The fragmented and technically demanding nature of augmented reality (AR) content development continues to limit its broader adoption in industrial settings. Current AR authoring methods often require specialized knowledge in areas such as 3D modeling, programming, computer vision, tracking, and rendering. While automated tools attempt to streamline content creation, they are typically rigid and unsuitable for dynamic or undefined processes.
Many AR development approaches depend on existing resources like CAD models or PDF manuals. However, in cases where these materials are outdated, incomplete, or unavailable—such as with legacy equipment or obsolete electronics—content creation becomes a significant bottleneck.
Although model and symbol libraries are emerging to address this, they require constant updates and rely on fiducial markers for registration. This introduces further challenges, including the need for infrastructure changes (e.g., marker placement and visibility), time-consuming setup, and ongoing maintenance. Natural feature recognition can eliminate the need for markers but instead demands complete, high-quality 3D models and clear visibility of all object features, which is often impractical in industrial environments. Furthermore, while depth sensors and image capture can help generate 3D models without CAD data, these methods may interrupt workflows, require invasive equipment, and struggle to capture small or occluded components.
To address these challenges, AR content creation methods must evolve to accommodate non-experts, operate without dependencies on pre-existing resources or infrastructure modifications, and adapt to changes in processes or tasks.
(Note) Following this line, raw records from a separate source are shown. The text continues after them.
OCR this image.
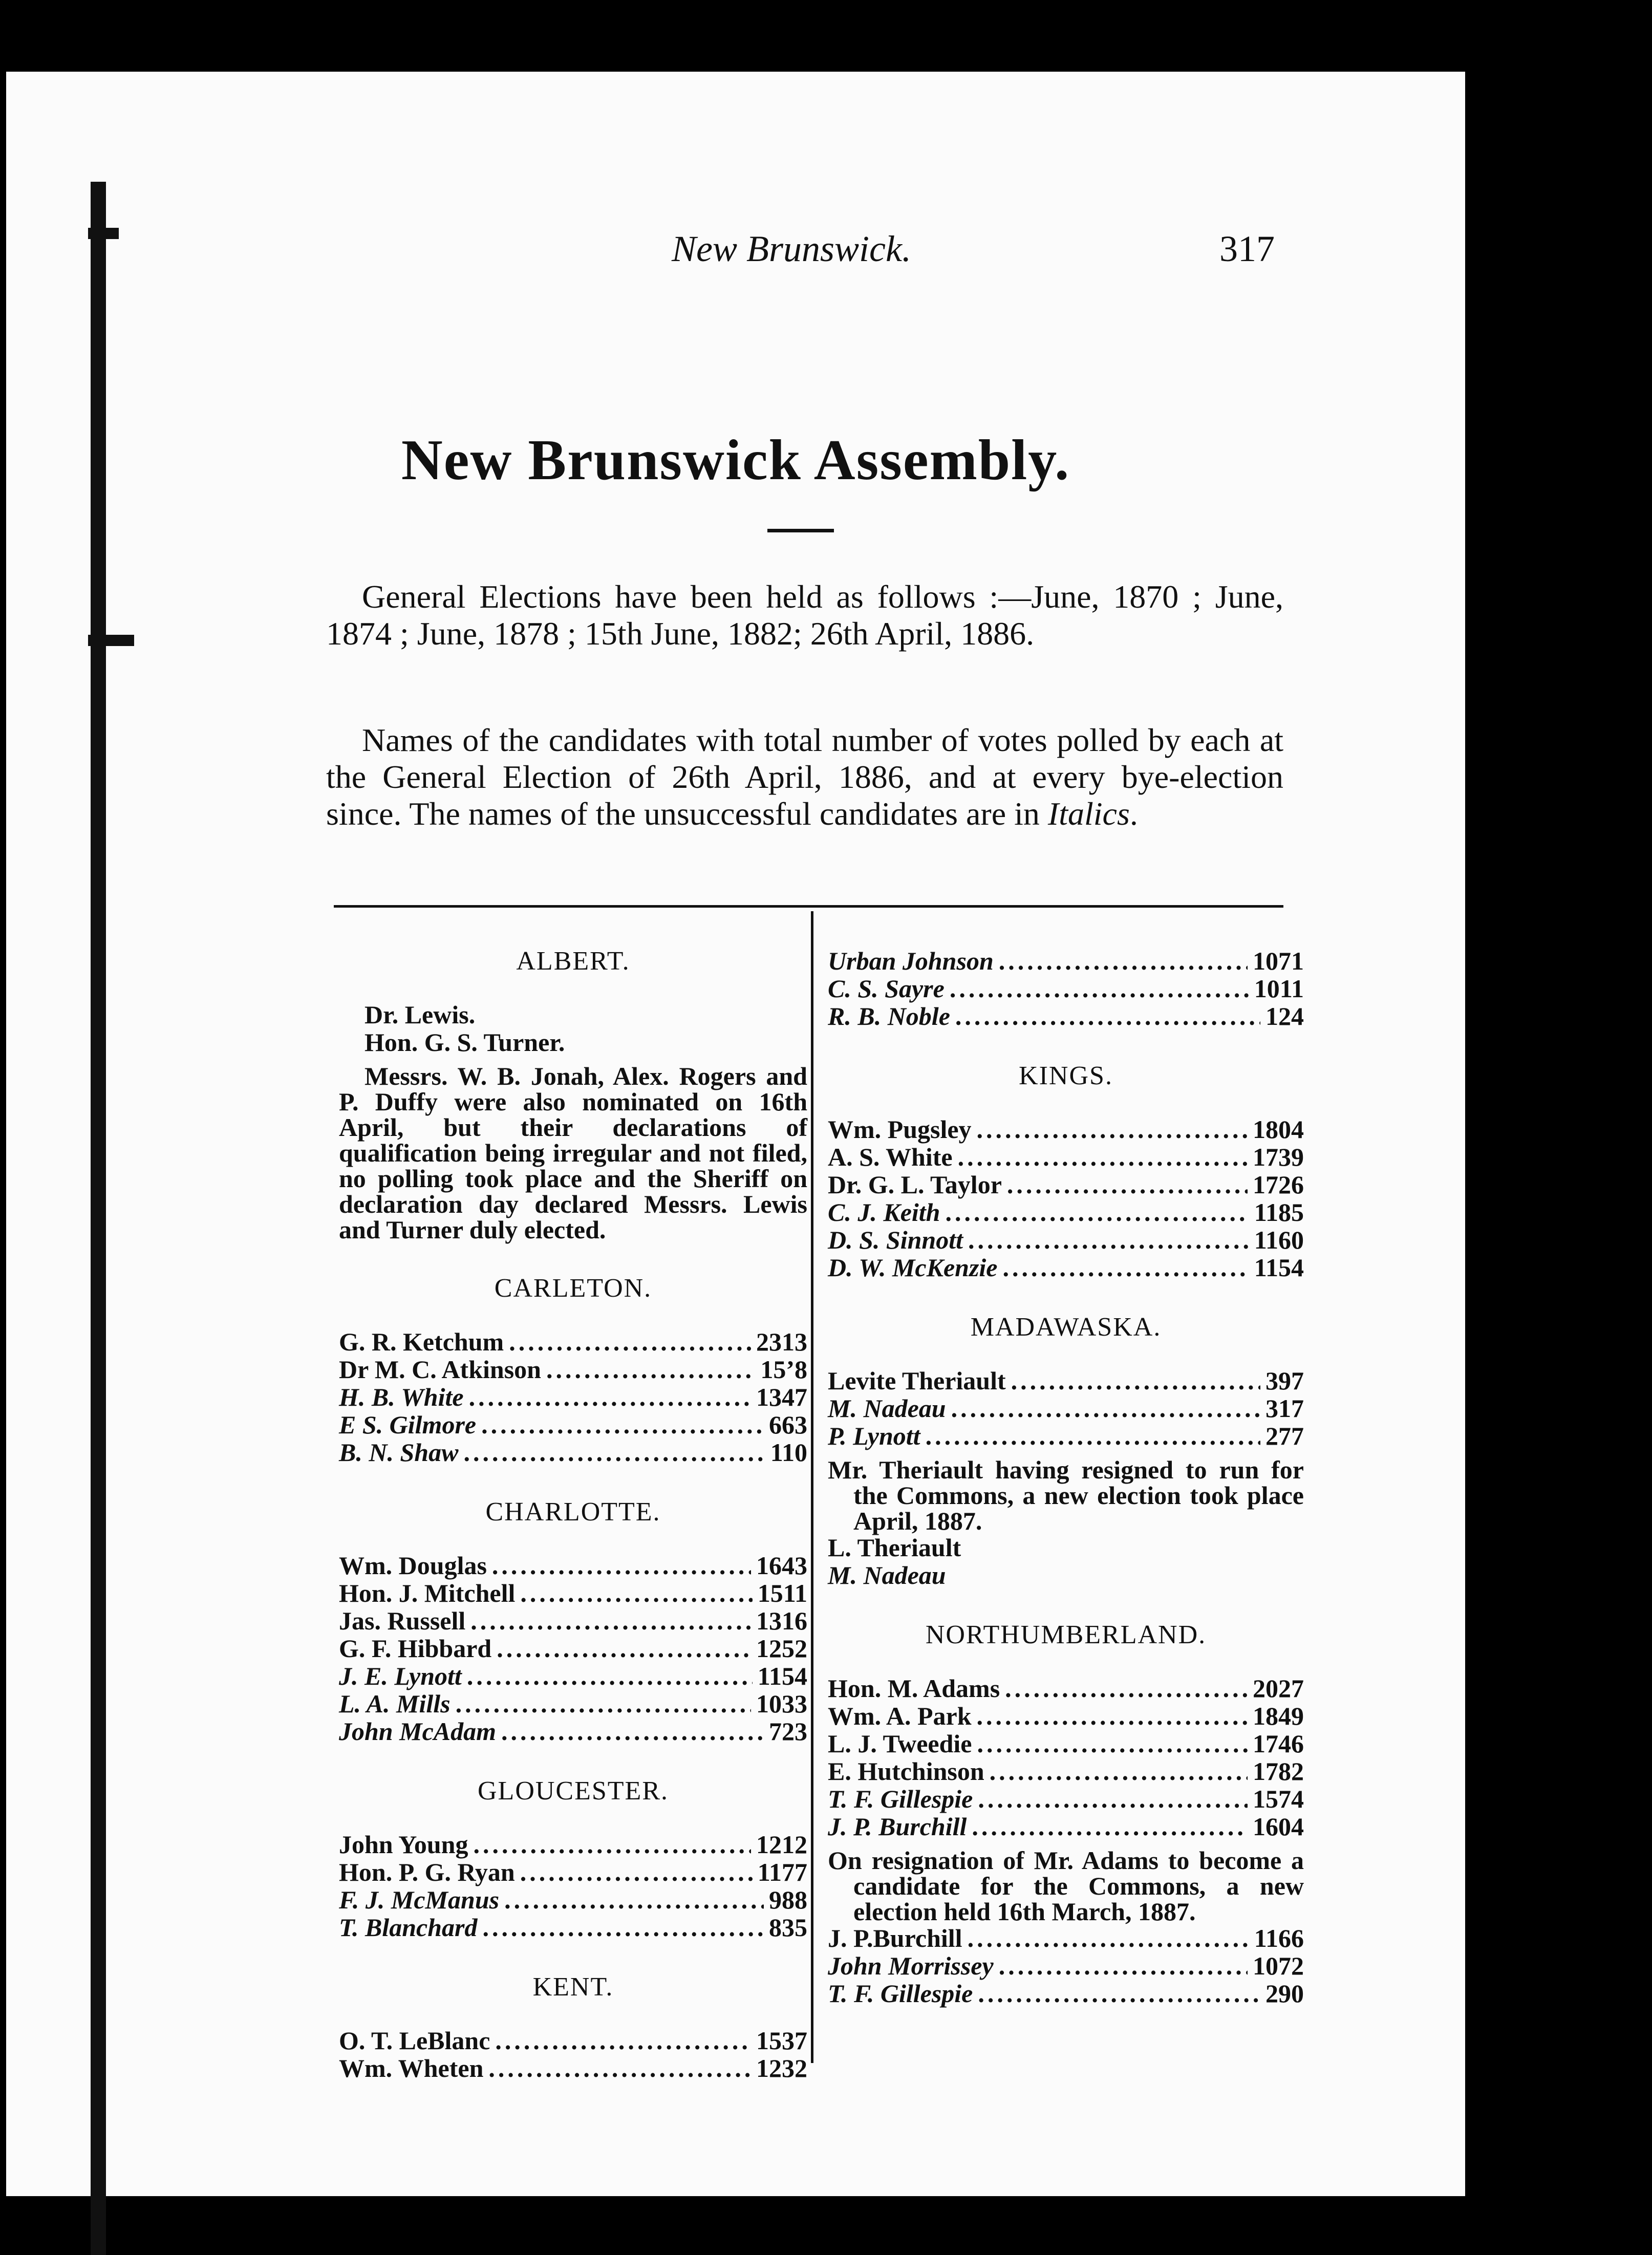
New Brunswick.	317
New Brunswick Assembly.
General Elections have been held as follows :—June, 1870 ; June, 1874 ; June, 1878 ; 15th June, 1882; 26th April, 1886.
Names of the candidates with total number of votes polled by each at the General Election of 26th April, 1886, and at every bye-election since. The names of the unsuccessful candidates are in Italics.
ALBERT.
Dr. Lewis.
Hon. G. S. Turner.
Messrs. W. B. Jonah, Alex. Rogers and P. Duffy were also nominated on 16th April, but their declarations of qualification being irregular and not filed, no polling took place and the Sheriff on declaration day declared Messrs. Lewis and Turner duly elected.
CARLETON.
G. R. Ketchum .....	2313
Dr M. C. Atkinson .....	15ʼ8
H. B. White .....	1347
E S. Gilmore .....	663
B. N. Shaw .....	110
CHARLOTTE.
Wm. Douglas .....	1643
Hon. J. Mitchell .....	1511
Jas. Russell .....	1316
G. F. Hibbard .....	1252
J. E. Lynott .....	1154
L. A. Mills .....	1033
John McAdam .....	723
GLOUCESTER.
John Young .....	1212
Hon. P. G. Ryan .....	1177
F. J. McManus .....	988
T. Blanchard .....	835
KENT.
O. T. LeBlanc .....	1537
Wm. Wheten .....	1232
Urban Johnson .....	1071
C. S. Sayre .....	1011
R. B. Noble .....	124
KINGS.
Wm. Pugsley .....	1804
A. S. White .....	1739
Dr. G. L. Taylor .....	1726
C. J. Keith .....	1185
D. S. Sinnott .....	1160
D. W. McKenzie .....	1154
MADAWASKA.
Levite Theriault .....	397
M. Nadeau .....	317
P. Lynott .....	277
Mr. Theriault having resigned to run for the Commons, a new election took place April, 1887.
L. Theriault
M. Nadeau
NORTHUMBERLAND.
Hon. M. Adams .....	2027
Wm. A. Park .....	1849
L. J. Tweedie .....	1746
E. Hutchinson .....	1782
T. F. Gillespie .....	1574
J. P. Burchill .....	1604
On resignation of Mr. Adams to become a candidate for the Commons, a new election held 16th March, 1887.
J. P.Burchill .....	1166
John Morrissey .....	1072
T. F. Gillespie .....	290
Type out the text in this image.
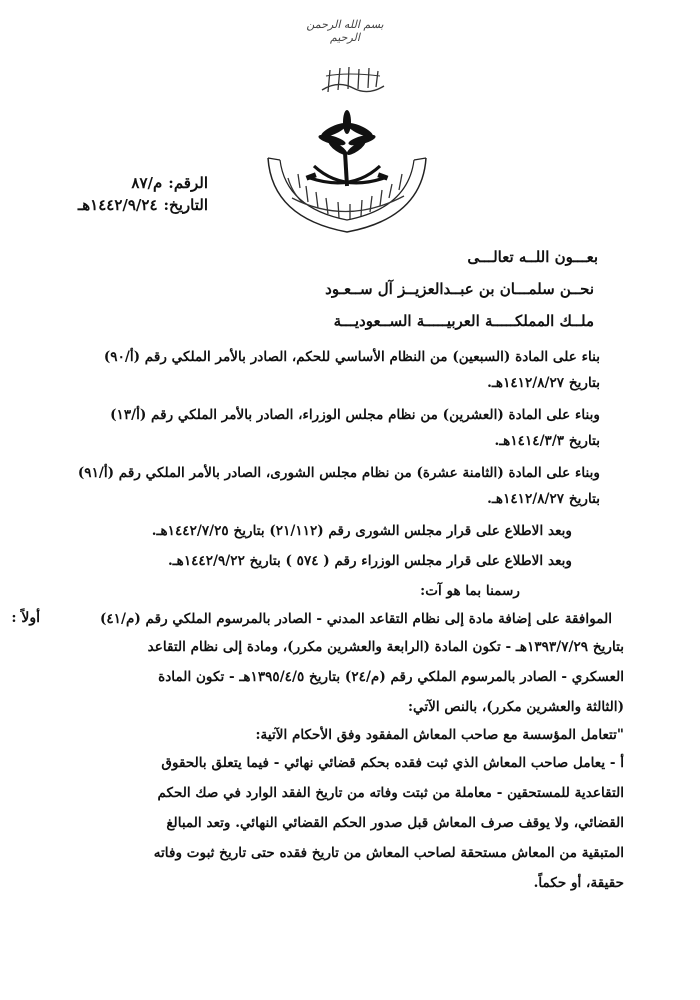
بسم الله الرحمن الرحيم
الرقم:م/٨٧
التاريخ:١٤٤٢/٩/٢٤هـ
بعـــون اللــه تعالـــى
نحــن سلمـــان بن عبــدالعزيــز آل ســعـود
ملــك المملكـــــة العربيـــــة الســعوديـــة
بناء على المادة (السبعين) من النظام الأساسي للحكم، الصادر بالأمر الملكي رقم (أ/٩٠)
بتاريخ ١٤١٢/٨/٢٧هـ.
وبناء على المادة (العشرين) من نظام مجلس الوزراء، الصادر بالأمر الملكي رقم (أ/١٣)
بتاريخ ١٤١٤/٣/٣هـ.
وبناء على المادة (الثامنة عشرة) من نظام مجلس الشورى، الصادر بالأمر الملكي رقم (أ/٩١)
بتاريخ ١٤١٢/٨/٢٧هـ.
وبعد الاطلاع على قرار مجلس الشورى رقم (٢١/١١٢) بتاريخ ١٤٤٢/٧/٢٥هـ.
وبعد الاطلاع على قرار مجلس الوزراء رقم ( ٥٧٤ ) بتاريخ ١٤٤٢/٩/٢٢هـ.
رسمنا بما هو آت:
أولاً :	الموافقة على إضافة مادة إلى نظام التقاعد المدني - الصادر بالمرسوم الملكي رقم (م/٤١)
بتاريخ ١٣٩٣/٧/٢٩هـ - تكون المادة (الرابعة والعشرين مكرر)، ومادة إلى نظام التقاعد
العسكري - الصادر بالمرسوم الملكي رقم (م/٢٤) بتاريخ ١٣٩٥/٤/٥هـ - تكون المادة
(الثالثة والعشرين مكرر)، بالنص الآتي:
"تتعامل المؤسسة مع صاحب المعاش المفقود وفق الأحكام الآتية:
أ - يعامل صاحب المعاش الذي ثبت فقده بحكم قضائي نهائي - فيما يتعلق بالحقوق
التقاعدية للمستحقين - معاملة من ثبتت وفاته من تاريخ الفقد الوارد في صك الحكم
القضائي، ولا يوقف صرف المعاش قبل صدور الحكم القضائي النهائي. وتعد المبالغ
المتبقية من المعاش مستحقة لصاحب المعاش من تاريخ فقده حتى تاريخ ثبوت وفاته
حقيقة، أو حكماً.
The proposed method introduces a low-disruption, template-based approach that bridges traditional and AR interfaces by capturing expert knowledge—both explicit and tacit—through eye-tracking and structured information mapping.
A Multi-Modal Framework for AR Content Creation and Delivery
The framework supports two user roles:
- Content creators (e.g., trainers or experts), and
- Content consumers (e.g., trainees or task novices).
It comprises five main steps:
- Business Need Identification – Pinpoint a requirement for efficient knowledge transfer between experienced and inexperienced staff, particularly for hands-busy tasks.
- Task Recording via Eye Tracking – The expert performs the task while wearing eye-tracking glasses, generating visual and audio data that are then broken down into clear training steps. These are populated into a Unity 3D-based AR content template.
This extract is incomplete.